Questo obiettivo dipendeva in parte dalla volontà politica della direzione dell’LKP e, nel caso della Martinica, del Collettivo del 5 febbraio. Ma soprattutto dipendeva dalla volontà politica delle organizzazioni sindacali francesi metropolitane, che non hanno dato alcun appoggio reale a queste lotte, mantenendole isolate. In questo senso, solo l’estendersi della lotta nella metropoli avrebbe potuto consentire di conquistare molto più di ciò che è stato ottenuto.

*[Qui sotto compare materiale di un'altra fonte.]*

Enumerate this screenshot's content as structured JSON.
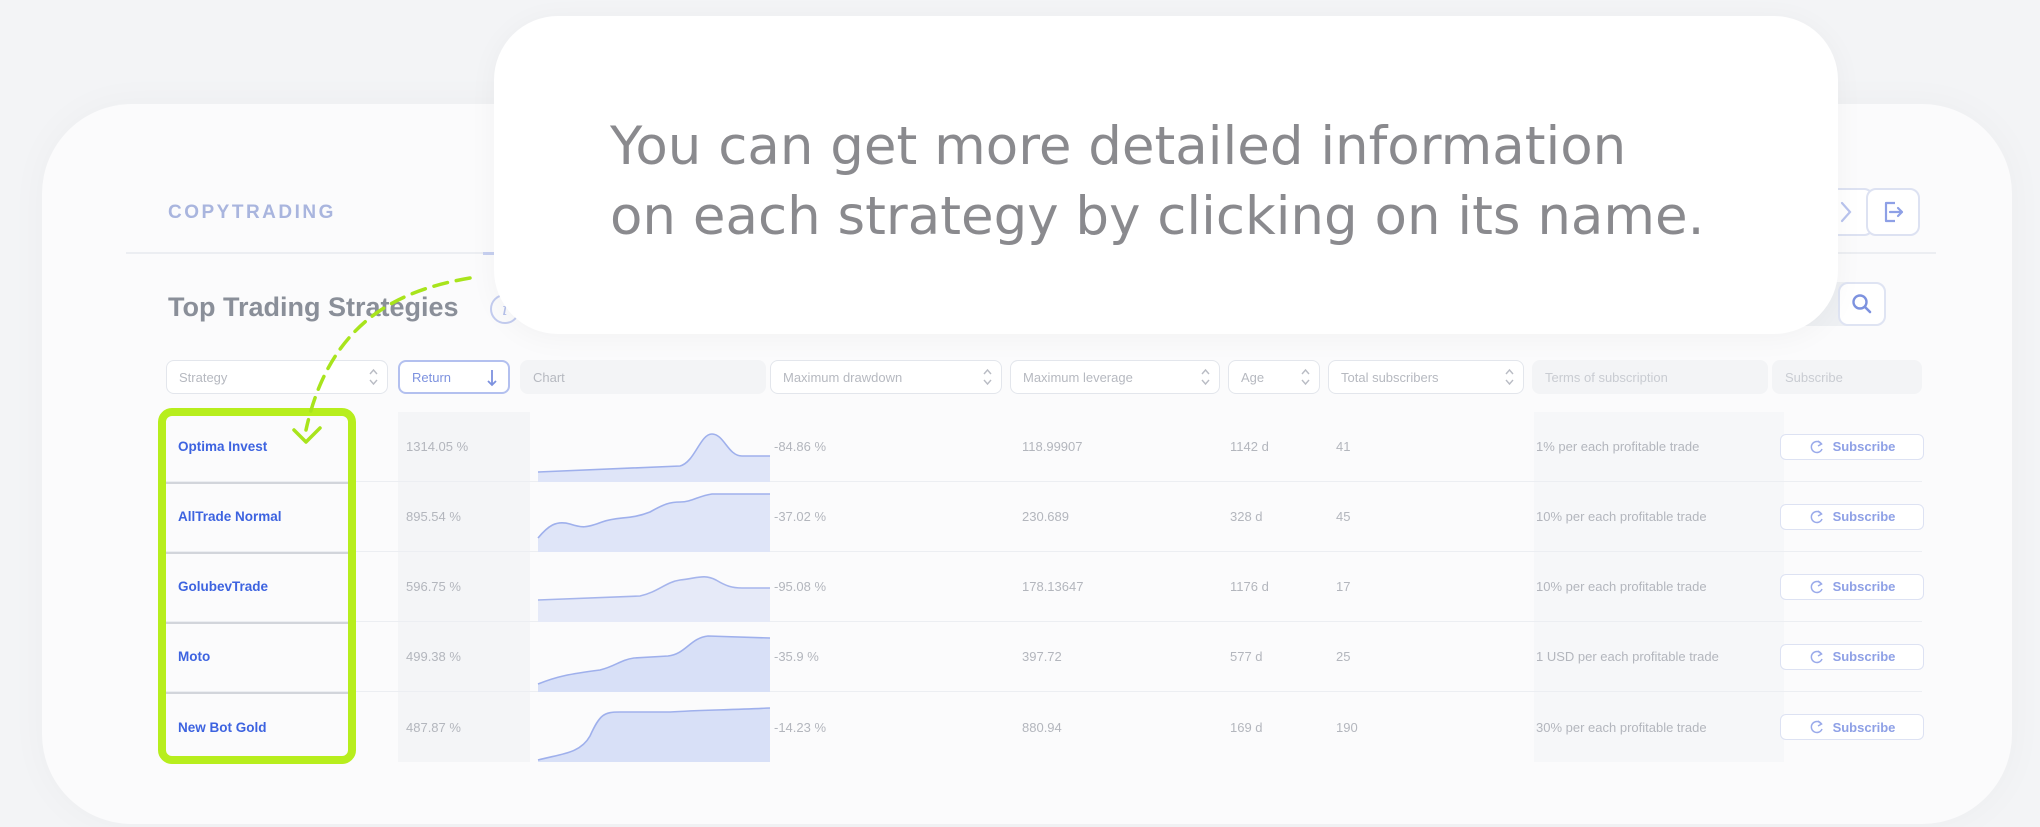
{
  "header": {
    "brand": "COPYTRADING"
  },
  "page": {
    "title": "Top Trading Strategies"
  },
  "tooltip": {
    "line1": "You can get more detailed information",
    "line2": "on each strategy by clicking on its name."
  },
  "search": {
    "placeholder": ""
  },
  "columns": {
    "strategy": "Strategy",
    "return": "Return",
    "chart": "Chart",
    "drawdown": "Maximum drawdown",
    "leverage": "Maximum leverage",
    "age": "Age",
    "subscribers": "Total subscribers",
    "terms": "Terms of subscription",
    "subscribe": "Subscribe"
  },
  "rows": [
    {
      "name": "Optima Invest",
      "return": "1314.05 %",
      "drawdown": "-84.86 %",
      "leverage": "118.99907",
      "age": "1142 d",
      "subscribers": "41",
      "terms": "1% per each profitable trade",
      "button": "Subscribe"
    },
    {
      "name": "AllTrade Normal",
      "return": "895.54 %",
      "drawdown": "-37.02 %",
      "leverage": "230.689",
      "age": "328 d",
      "subscribers": "45",
      "terms": "10% per each profitable trade",
      "button": "Subscribe"
    },
    {
      "name": "GolubevTrade",
      "return": "596.75 %",
      "drawdown": "-95.08 %",
      "leverage": "178.13647",
      "age": "1176 d",
      "subscribers": "17",
      "terms": "10% per each profitable trade",
      "button": "Subscribe"
    },
    {
      "name": "Moto",
      "return": "499.38 %",
      "drawdown": "-35.9 %",
      "leverage": "397.72",
      "age": "577 d",
      "subscribers": "25",
      "terms": "1 USD per each profitable trade",
      "button": "Subscribe"
    },
    {
      "name": "New Bot Gold",
      "return": "487.87 %",
      "drawdown": "-14.23 %",
      "leverage": "880.94",
      "age": "169 d",
      "subscribers": "190",
      "terms": "30% per each profitable trade",
      "button": "Subscribe"
    }
  ],
  "colors": {
    "accent": "#3d63e0",
    "highlight": "#b7ee1d",
    "chart_fill": "#c9d4f6"
  }
}
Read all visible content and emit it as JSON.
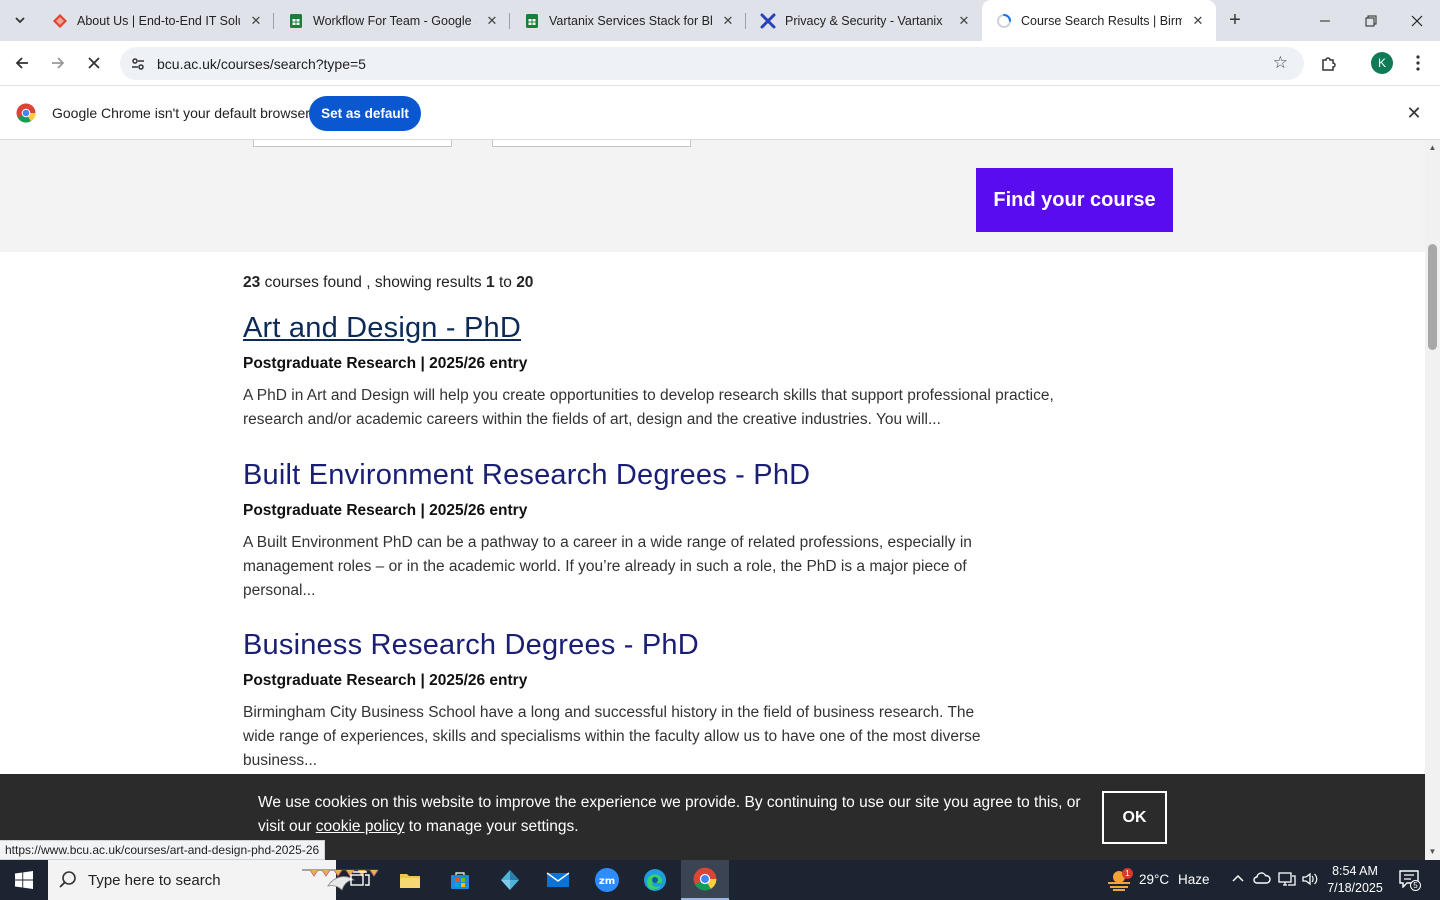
{
  "browser": {
    "tabs": [
      {
        "title": "About Us | End-to-End IT Soluti",
        "favicon": "red-diamond-icon"
      },
      {
        "title": "Workflow For Team - Google Sh",
        "favicon": "google-sheets-icon"
      },
      {
        "title": "Vartanix Services Stack for Blog",
        "favicon": "google-sheets-icon"
      },
      {
        "title": "Privacy & Security - Vartanix",
        "favicon": "vartanix-x-icon"
      },
      {
        "title": "Course Search Results | Birming",
        "favicon": "loading-icon",
        "active": true
      }
    ],
    "url": "bcu.ac.uk/courses/search?type=5",
    "profile_initial": "K"
  },
  "infobar": {
    "message": "Google Chrome isn't your default browser",
    "button": "Set as default"
  },
  "page": {
    "find_button": "Find your course",
    "results": {
      "total": "23",
      "text_1": "courses found , showing results",
      "from": "1",
      "to_word": "to",
      "to": "20"
    },
    "courses": [
      {
        "title": "Art and Design - PhD",
        "meta": "Postgraduate Research | 2025/26 entry",
        "description": "A PhD in Art and Design will help you create opportunities to develop research skills that support professional practice, research and/or academic careers within the fields of art, design and the creative industries.  You will..."
      },
      {
        "title": "Built Environment Research Degrees - PhD",
        "meta": "Postgraduate Research | 2025/26 entry",
        "description": "A Built Environment PhD can be a pathway to a career in a wide range of related professions, especially in management roles – or in the academic world.   If you’re already in such a role, the PhD is a major piece of personal..."
      },
      {
        "title": "Business Research Degrees - PhD",
        "meta": "Postgraduate Research | 2025/26 entry",
        "description": "Birmingham City Business School have a long and successful history in the field of business research. The wide range of experiences, skills and specialisms within the faculty allow us to have one of the most diverse business..."
      }
    ],
    "cookie": {
      "text_before": "We use cookies on this website to improve the experience we provide. By continuing to use our site you agree to this, or visit our",
      "link": "cookie policy",
      "text_after": "to manage your settings.",
      "ok": "OK"
    }
  },
  "status_url": "https://www.bcu.ac.uk/courses/art-and-design-phd-2025-26",
  "taskbar": {
    "search_placeholder": "Type here to search",
    "weather_temp": "29°C",
    "weather_desc": "Haze",
    "weather_badge": "1",
    "time": "8:54 AM",
    "date": "7/18/2025",
    "notification_count": "5"
  },
  "colors": {
    "accent_purple": "#5a0cf0",
    "course_link": "#1a1f73",
    "chrome_blue": "#0b57d0"
  }
}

In questo senso, non è un caso se poco prima del secondo sciopero generale, a metà marzo, la presidente del Medef (la Confindustria francese), interrogata sull'LKP della Guadalupa, «un'organizzazione gauchista molto politicizzata che ha fatto ricorso all'arma delle pressioni senza problemi», aveva reso omaggio ai «sindacati della Francia metropolitana, altrimenti costruttivi e responsabili». È in Guadalupa, una vasta “banlieue tropicale” a settemila chilometri da Parigi, che il governo ha trovato ultimamente maggior filo da torcere. Se ci riferiamo alle lotte più eclatanti di queste ultime settimane nella Francia metropolitana, nel caso degli scioperi selvaggi portati avanti al di fuori dello stretto controllo della burocrazia sindacale alle Poste, in particolare nelle periferie Ovest e Sud di Parigi, a quelle università di periferia più mobilitate, alle lotte della Continental (gomme), della Stpm (telai per auto), è nella grande banlieue di Parigi che il conflitto comincia a farsi più duro. Quel che temeva Sarkozy durante la rivolta delle banlieues del 2005 era che le esplosioni urbane potessero combinarsi con la febbre nelle università. All'epoca gli studenti sono entrati in scena sei mesi dopo, con il movimento anti-Cpe. Oggi anche i lavoratori sono in piazza. Ragione di più, per il Medef, di chiedere ai sindacati di essere responsabili. Ragione di più, per noi, di essere responsabili e di seguire l'esempio della Guadalupa anche in Italia.

Roma, 24/03/09.

[1] Ringraziamo le compagne e i compagni che hanno collaborato alla traduzione di questi testi, in particolare LC, JM e MZ.